More St. Louis Local Guides
- Beyond the Arch: unique things to do in St. Louis
- The best outdoor activities in St. Louis
- The best indoor activities in St. Louis
Frequently Asked Questions
What events are happening in St. Louis?
No single calendar lists everything, but the two best starting points are the Explore St. Louis events calendar (festivals, concerts, and major events) and STLouisCalendar.com (a broad community calendar). For free family events, check the St. Louis County Library and St. Louis Public Library calendars; for arts and nightlife, the Riverfront Times, Sauce, and St. Louis Magazine listings.
Where can I find a St. Louis events calendar?
Bookmark a few: Explore St. Louis (explorestlouis.com/events) for the official tourism calendar, STLouisCalendar.com for a broad regional view, the St. Louis County and City libraries for free programs, St. Louis County Parks for outdoor events, and the City of St. Louis events page for municipal happenings. Checking two or three catches what any single one misses.
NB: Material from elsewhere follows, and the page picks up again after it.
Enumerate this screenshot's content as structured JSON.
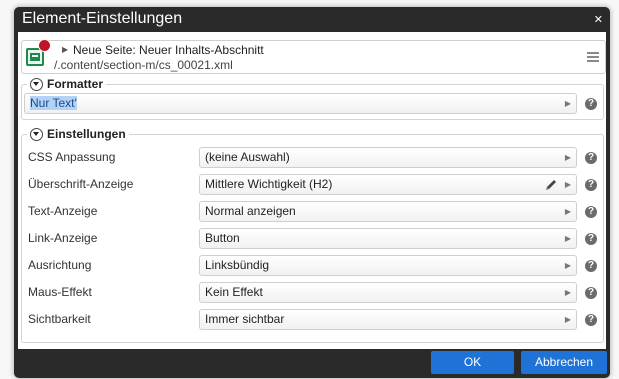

What are the best ways to promote community events?
Be everywhere your audience looks and make the event machine-readable: post it on your Google Business Profile, add schema.org Event structured data to your web page, submit it to regional calendars (Explore St. Louis, library and city calendars), list it on your local directory and neighborhood pages, and use social and email as the reminder layer. The five working together beat any one alone.
How do I get people to come to a community event?
Remove every reason to hesitate: state the date, exact time, location, parking, and cost clearly (say “free” if it is), and note if it’s kid- and dog-friendly. Promote early, remind a day or two before, cross-promote with a partner organization to borrow their audience, and give people a reason to share — word of mouth is still the strongest channel in St. Louis, and a single enthusiastic attendee who brings three friends is worth more than any ad.
What festivals are in St. Louis this weekend?
That changes weekly, so check the Explore St. Louis festivals-and-special-events calendar, which breaks happenings out by date, plus STLouisCalendar.com. Spring and fall are peak festival season across the metro — neighborhood street fairs, food festivals, and markets fill most weekends — while summer brings free concerts and park events on both the Missouri and Illinois sides of the river.
How can a small business or nonprofit get its event found online?
Start free: create a Google Business Profile event post so it shows in Search and Maps, add Event structured data to your event page, and submit to the region’s open community calendars. Then reinforce it on a local directory, your neighborhood association’s page, and community social groups. Consistent details across all of them help both Google and AI assistants surface your event to the people searching nearby.